A figure, that of Fanelli, 'marked' by the disjointed vote, with over ten points of difference compared to the total percentage of the seven centre-right lists (50.8%). Numbers well below the expectations of the coalition that, a few days before the presentation of the candidatures, had had to reckon with the step back of the outgoing mayor, Mario Guarente (League), in whose place Fanelli was chosen. After five years in the regional council (first as councillor for Agriculture, then for Health, but for the entire legislature as vice-president), Fanelli was given by the polls and also by an initial exit poll close to 50%.

And, instead, a different result came out of the ballot box, very far from, for example, the approximately 60% obtained by the centre-right in the city of Potenza during the regional elections of 21 and 22 April, which were clearly won by the re-confirmed governor Vito Bardi (Forza Italia). In the progressive camp, they are waiting to see how the voters who supported two other centre-left candidates in the first round will behave: Pierluigi Smaldone, at the head of a coalition formed by Potenza Ritorna, Città Nuova and M5S, for whom 6,696 Potentinians voted (17.6%), and Francesco Giuzio (Basilicata possibile), who stopped at 3,058 (8%). Interlocutions between Telesca, Smaldone and Giuzio went on for days: in the end there was no official alliance but a programmatic agreement, in ten points, signed by the three.

In Caltanissetta, no wide field for the ballot

Finally, a mention to Caltanissetta, where there will be no wide field in the administrative runoff. In fact, the outgoing mayor of the M5s Roberto Gambino, who obtained 28% of the vote in the first round, has not reached an agreement with either the centre-left candidate Annalisa Petitto or the centre-right candidate Walter Tesauro, who are going to the runoff.
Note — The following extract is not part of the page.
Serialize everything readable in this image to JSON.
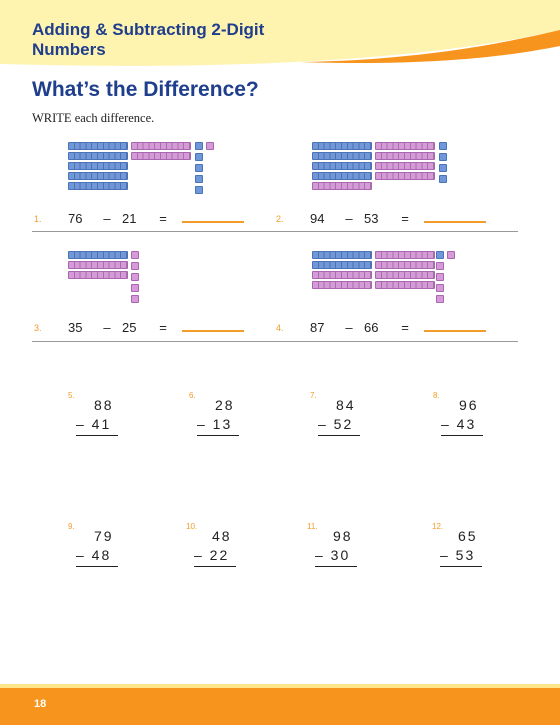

Walter Tesauro, 62, lawyer, candidate of the centre-right, who obtained 10,052 votes (34.42%) in the first round, is supported by the lists Forza Italia, Fratelli d'Italia, Lega-Udc, Democrazia cristiana, Azzurri per Caltanissetta-Tesauro Sindaco, Giovanna Candura-Riprendiamo il cammino-Caltanissetta 2030, Noi Moderati. Annalisa Petitto, 46, a lawyer and outgoing municipal councillor, obtained 9,000 votes (30.81%) in the first round. She militated for years in the Democratic Party from which she left two years ago, and has the support of seven lists. The PD gave its support without a symbol, in the list Caltanissetta Futura e Democratica.